The exhibition is shaped through The Slow Camera Exchange, a project founded by Hermann’s partner, Jess Marbe, to honour his legacy through access, participation, and shared creativity. At the heart of the Slow Camera Exchange is a borrowing library of analogue cameras, housed at Cork City Library, alongside a wide range of educational programmes, workshops, and interactive activities.

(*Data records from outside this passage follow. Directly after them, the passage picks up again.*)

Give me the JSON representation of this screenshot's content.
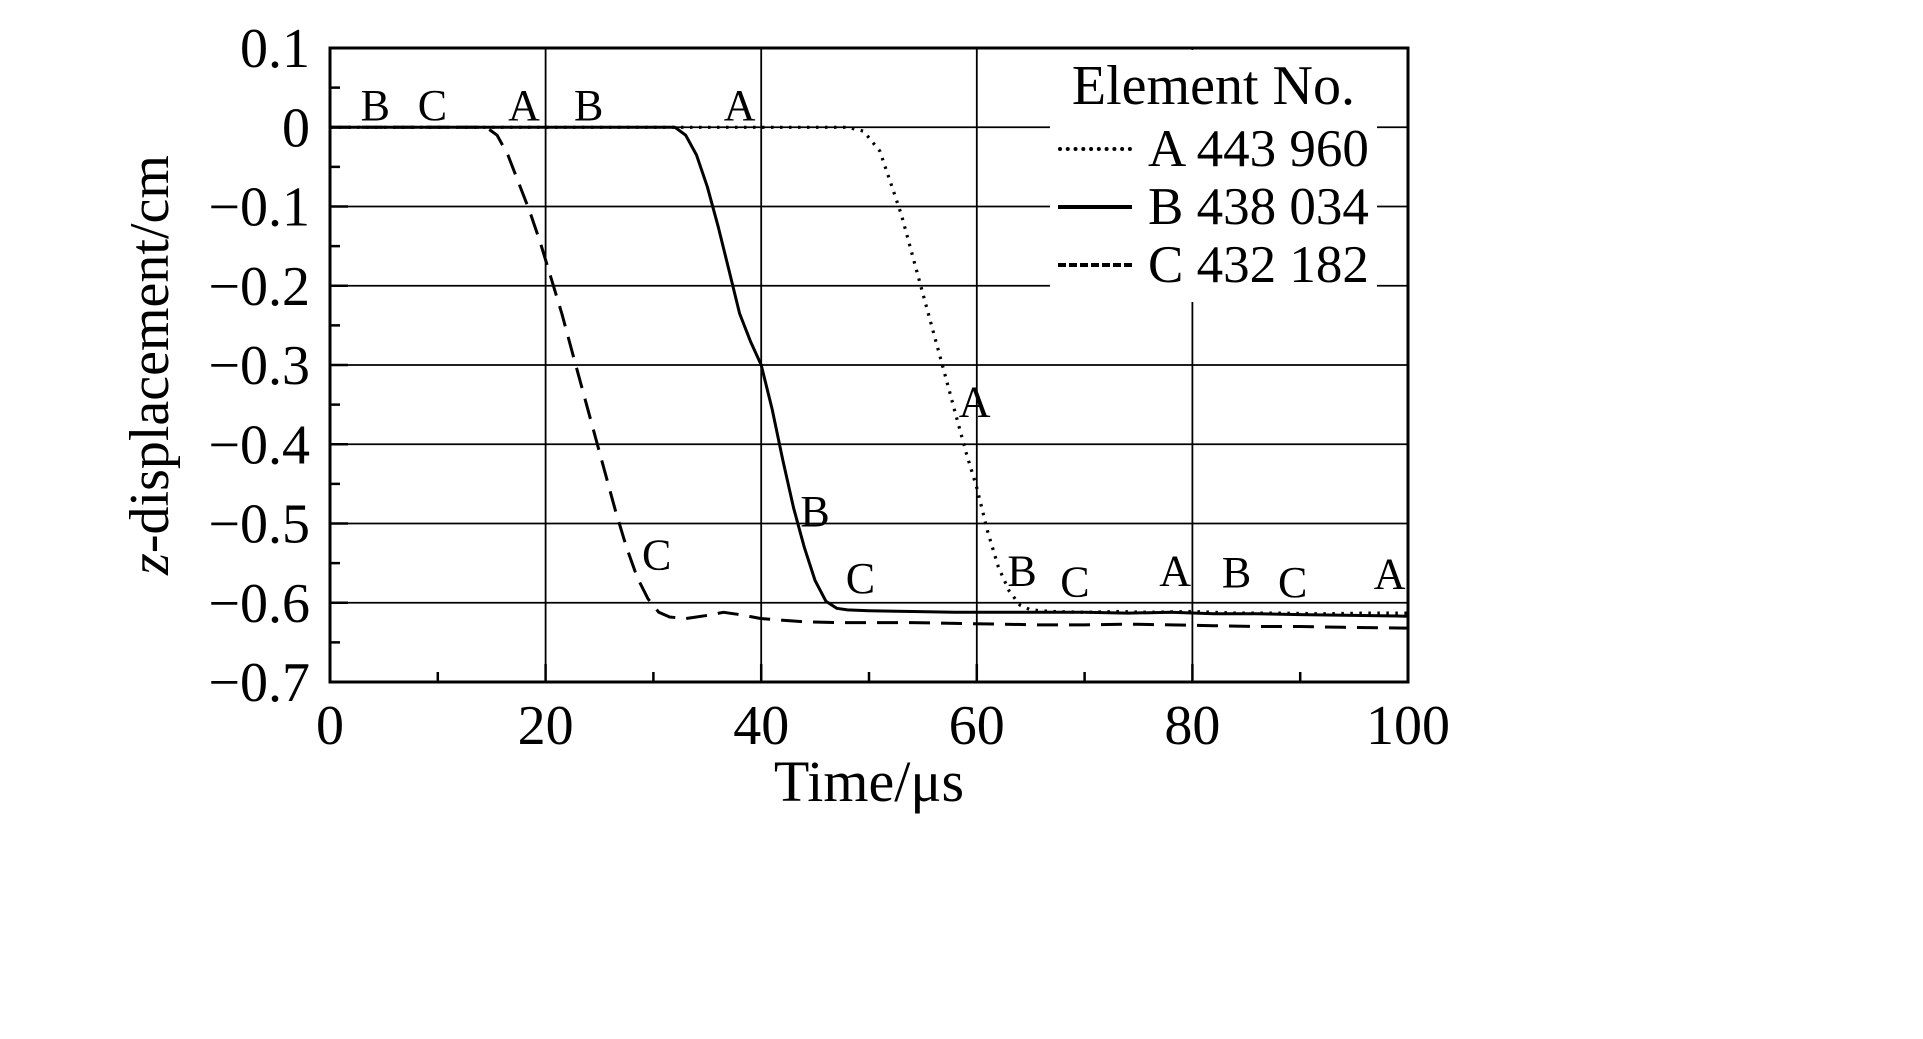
{
  "colors": {
    "foreground": "#000000",
    "background": "#ffffff"
  },
  "chart_data": {
    "type": "line",
    "title": "",
    "xlabel": "Time/μs",
    "ylabel": "z-displacement/cm",
    "ylabel_italic": "z",
    "ylabel_rest": "-displacement/cm",
    "xlim": [
      0,
      100
    ],
    "ylim": [
      -0.7,
      0.1
    ],
    "grid": true,
    "xticks": {
      "values": [
        0,
        20,
        40,
        60,
        80,
        100
      ],
      "labels": [
        "0",
        "20",
        "40",
        "60",
        "80",
        "100"
      ],
      "minor": [
        10,
        30,
        50,
        70,
        90
      ]
    },
    "yticks": {
      "values": [
        0.1,
        0,
        -0.1,
        -0.2,
        -0.3,
        -0.4,
        -0.5,
        -0.6,
        -0.7
      ],
      "labels": [
        "0.1",
        "0",
        "−0.1",
        "−0.2",
        "−0.3",
        "−0.4",
        "−0.5",
        "−0.6",
        "−0.7"
      ],
      "minor": [
        0.05,
        -0.05,
        -0.15,
        -0.25,
        -0.35,
        -0.45,
        -0.55,
        -0.65
      ]
    },
    "legend": {
      "title": "Element No.",
      "position": "top-right"
    },
    "series": [
      {
        "id": "A",
        "letter": "A",
        "element_no": "443 960",
        "legend_label": "A 443 960",
        "line_style": "dotted",
        "points": [
          [
            0,
            0
          ],
          [
            20,
            0
          ],
          [
            35,
            0
          ],
          [
            48,
            0
          ],
          [
            49.5,
            -0.005
          ],
          [
            51,
            -0.03
          ],
          [
            52,
            -0.07
          ],
          [
            53,
            -0.11
          ],
          [
            54,
            -0.16
          ],
          [
            55,
            -0.21
          ],
          [
            56,
            -0.26
          ],
          [
            57,
            -0.31
          ],
          [
            58,
            -0.36
          ],
          [
            59,
            -0.41
          ],
          [
            60,
            -0.455
          ],
          [
            61,
            -0.51
          ],
          [
            62,
            -0.555
          ],
          [
            63,
            -0.585
          ],
          [
            64,
            -0.603
          ],
          [
            65,
            -0.609
          ],
          [
            67,
            -0.611
          ],
          [
            70,
            -0.612
          ],
          [
            73,
            -0.611
          ],
          [
            76,
            -0.612
          ],
          [
            80,
            -0.611
          ],
          [
            84,
            -0.613
          ],
          [
            88,
            -0.613
          ],
          [
            92,
            -0.614
          ],
          [
            96,
            -0.613
          ],
          [
            100,
            -0.613
          ]
        ]
      },
      {
        "id": "B",
        "letter": "B",
        "element_no": "438 034",
        "legend_label": "B 438 034",
        "line_style": "solid",
        "points": [
          [
            0,
            0
          ],
          [
            15,
            0
          ],
          [
            25,
            0
          ],
          [
            32,
            0
          ],
          [
            33,
            -0.01
          ],
          [
            34,
            -0.035
          ],
          [
            35,
            -0.075
          ],
          [
            36,
            -0.125
          ],
          [
            37,
            -0.18
          ],
          [
            38,
            -0.235
          ],
          [
            39,
            -0.27
          ],
          [
            40,
            -0.3
          ],
          [
            41,
            -0.355
          ],
          [
            42,
            -0.42
          ],
          [
            43,
            -0.48
          ],
          [
            44,
            -0.53
          ],
          [
            45,
            -0.572
          ],
          [
            46,
            -0.598
          ],
          [
            47,
            -0.607
          ],
          [
            48,
            -0.609
          ],
          [
            50,
            -0.61
          ],
          [
            54,
            -0.611
          ],
          [
            58,
            -0.612
          ],
          [
            62,
            -0.612
          ],
          [
            66,
            -0.612
          ],
          [
            70,
            -0.612
          ],
          [
            74,
            -0.613
          ],
          [
            78,
            -0.612
          ],
          [
            82,
            -0.614
          ],
          [
            86,
            -0.614
          ],
          [
            90,
            -0.615
          ],
          [
            95,
            -0.616
          ],
          [
            100,
            -0.617
          ]
        ]
      },
      {
        "id": "C",
        "letter": "C",
        "element_no": "432 182",
        "legend_label": "C 432 182",
        "line_style": "dashed",
        "points": [
          [
            0,
            0
          ],
          [
            8,
            0
          ],
          [
            14.5,
            0
          ],
          [
            15.5,
            -0.01
          ],
          [
            16.5,
            -0.035
          ],
          [
            17.5,
            -0.07
          ],
          [
            18.5,
            -0.105
          ],
          [
            19.5,
            -0.145
          ],
          [
            20.5,
            -0.19
          ],
          [
            21.5,
            -0.235
          ],
          [
            22.5,
            -0.285
          ],
          [
            23.5,
            -0.335
          ],
          [
            24.5,
            -0.385
          ],
          [
            25.5,
            -0.435
          ],
          [
            26.5,
            -0.485
          ],
          [
            27.5,
            -0.53
          ],
          [
            28.5,
            -0.568
          ],
          [
            29.5,
            -0.595
          ],
          [
            30.5,
            -0.612
          ],
          [
            31.5,
            -0.618
          ],
          [
            33,
            -0.62
          ],
          [
            35,
            -0.616
          ],
          [
            36.5,
            -0.612
          ],
          [
            38,
            -0.615
          ],
          [
            40,
            -0.62
          ],
          [
            42,
            -0.622
          ],
          [
            44,
            -0.624
          ],
          [
            47,
            -0.625
          ],
          [
            50,
            -0.625
          ],
          [
            54,
            -0.625
          ],
          [
            58,
            -0.626
          ],
          [
            62,
            -0.627
          ],
          [
            66,
            -0.628
          ],
          [
            70,
            -0.628
          ],
          [
            74,
            -0.627
          ],
          [
            78,
            -0.628
          ],
          [
            82,
            -0.629
          ],
          [
            86,
            -0.63
          ],
          [
            90,
            -0.63
          ],
          [
            94,
            -0.631
          ],
          [
            100,
            -0.632
          ]
        ]
      }
    ],
    "curve_labels": [
      {
        "text": "B",
        "x": 4.2,
        "y": 0.009
      },
      {
        "text": "C",
        "x": 9.5,
        "y": 0.009
      },
      {
        "text": "A",
        "x": 18.0,
        "y": 0.009
      },
      {
        "text": "B",
        "x": 24.0,
        "y": 0.009
      },
      {
        "text": "A",
        "x": 38.0,
        "y": 0.009
      },
      {
        "text": "A",
        "x": 59.8,
        "y": -0.365
      },
      {
        "text": "B",
        "x": 45.0,
        "y": -0.503
      },
      {
        "text": "C",
        "x": 30.3,
        "y": -0.558
      },
      {
        "text": "C",
        "x": 49.2,
        "y": -0.588
      },
      {
        "text": "B",
        "x": 64.2,
        "y": -0.578
      },
      {
        "text": "C",
        "x": 69.1,
        "y": -0.592
      },
      {
        "text": "A",
        "x": 78.4,
        "y": -0.578
      },
      {
        "text": "B",
        "x": 84.1,
        "y": -0.58
      },
      {
        "text": "C",
        "x": 89.3,
        "y": -0.593
      },
      {
        "text": "A",
        "x": 98.3,
        "y": -0.582
      }
    ]
  }
}
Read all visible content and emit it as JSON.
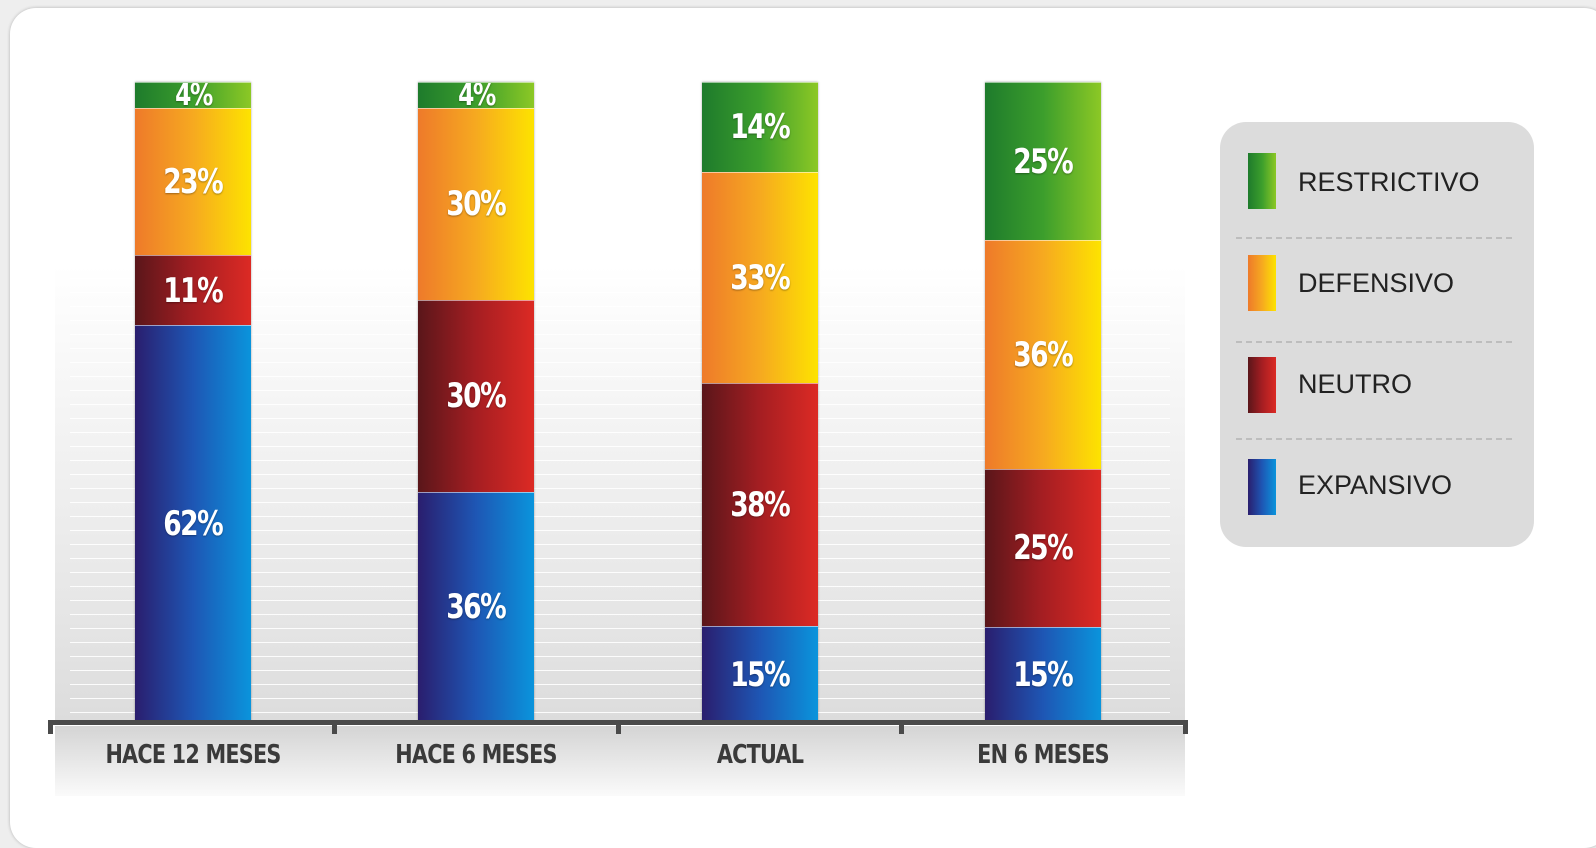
{
  "chart_data": {
    "type": "bar",
    "stacked": true,
    "categories": [
      "HACE 12 MESES",
      "HACE 6 MESES",
      "ACTUAL",
      "EN 6 MESES"
    ],
    "series": [
      {
        "name": "EXPANSIVO",
        "values": [
          62,
          36,
          15,
          15
        ],
        "labels": [
          "62%",
          "36%",
          "15%",
          "15%"
        ],
        "color": "#1e56b4"
      },
      {
        "name": "NEUTRO",
        "values": [
          11,
          30,
          38,
          25
        ],
        "labels": [
          "11%",
          "30%",
          "38%",
          "25%"
        ],
        "color": "#a51e22"
      },
      {
        "name": "DEFENSIVO",
        "values": [
          23,
          30,
          33,
          36
        ],
        "labels": [
          "23%",
          "30%",
          "33%",
          "36%"
        ],
        "color": "#f6a920"
      },
      {
        "name": "RESTRICTIVO",
        "values": [
          4,
          4,
          14,
          25
        ],
        "labels": [
          "4%",
          "4%",
          "14%",
          "25%"
        ],
        "color": "#3c9e2c"
      }
    ],
    "legend": {
      "position": "right",
      "items": [
        "RESTRICTIVO",
        "DEFENSIVO",
        "NEUTRO",
        "EXPANSIVO"
      ]
    },
    "grid": false
  }
}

The project is grounded in a belief shared by Hermann and Jess, that creative expression is a right, not a privilege, and that meaningful artistic experiences should be open and accessible to all.

Alongside the Camera Library, significant work has been underway to establish the Living Archive. A large collection of thousands of Hermann’s photographs are being made available for public use with a creative commons licensing. This includes images printed in the darkroom, polaroids, a collection of photographs developed through commercial labs, and material from over 160 rolls of previously undeveloped film. The process of cataloguing and digitising this archive is well underway, with partnerships across MTU, Cork City Library and an amazing crew of dedicated volunteers and with support from the Digital Repository Ireland. The archive is being prepared for wider access through national and European digital platforms, supporting education, research, creative practice, and reflective work across disciplines.

The Living Archive is not fixed or complete. It is designed to support dialogue between artists, students, educators, communities, and viewers. The images are used as prompts, companions, and catalysts in creative, educational, therapeutic, and reflective contexts. Working with the archive allows participants to enter into a relationship with another artist’s way of seeing, reducing the fear of the blank page and opening space for response rather than invention from nothing.

The works in this exhibition reflect this ethos. Some present Hermann’s photographs directly. Many others are collaborative or responsive works, where artists engage with his images through painting, text, curation, and photographic practice. In each case, the archive is not treated as static material, but as something that continues to unfold through use, care, and exchange.

This exhibition offers a glimpse into that ongoing process, an encounter with an archive that remains open, relational, and alive.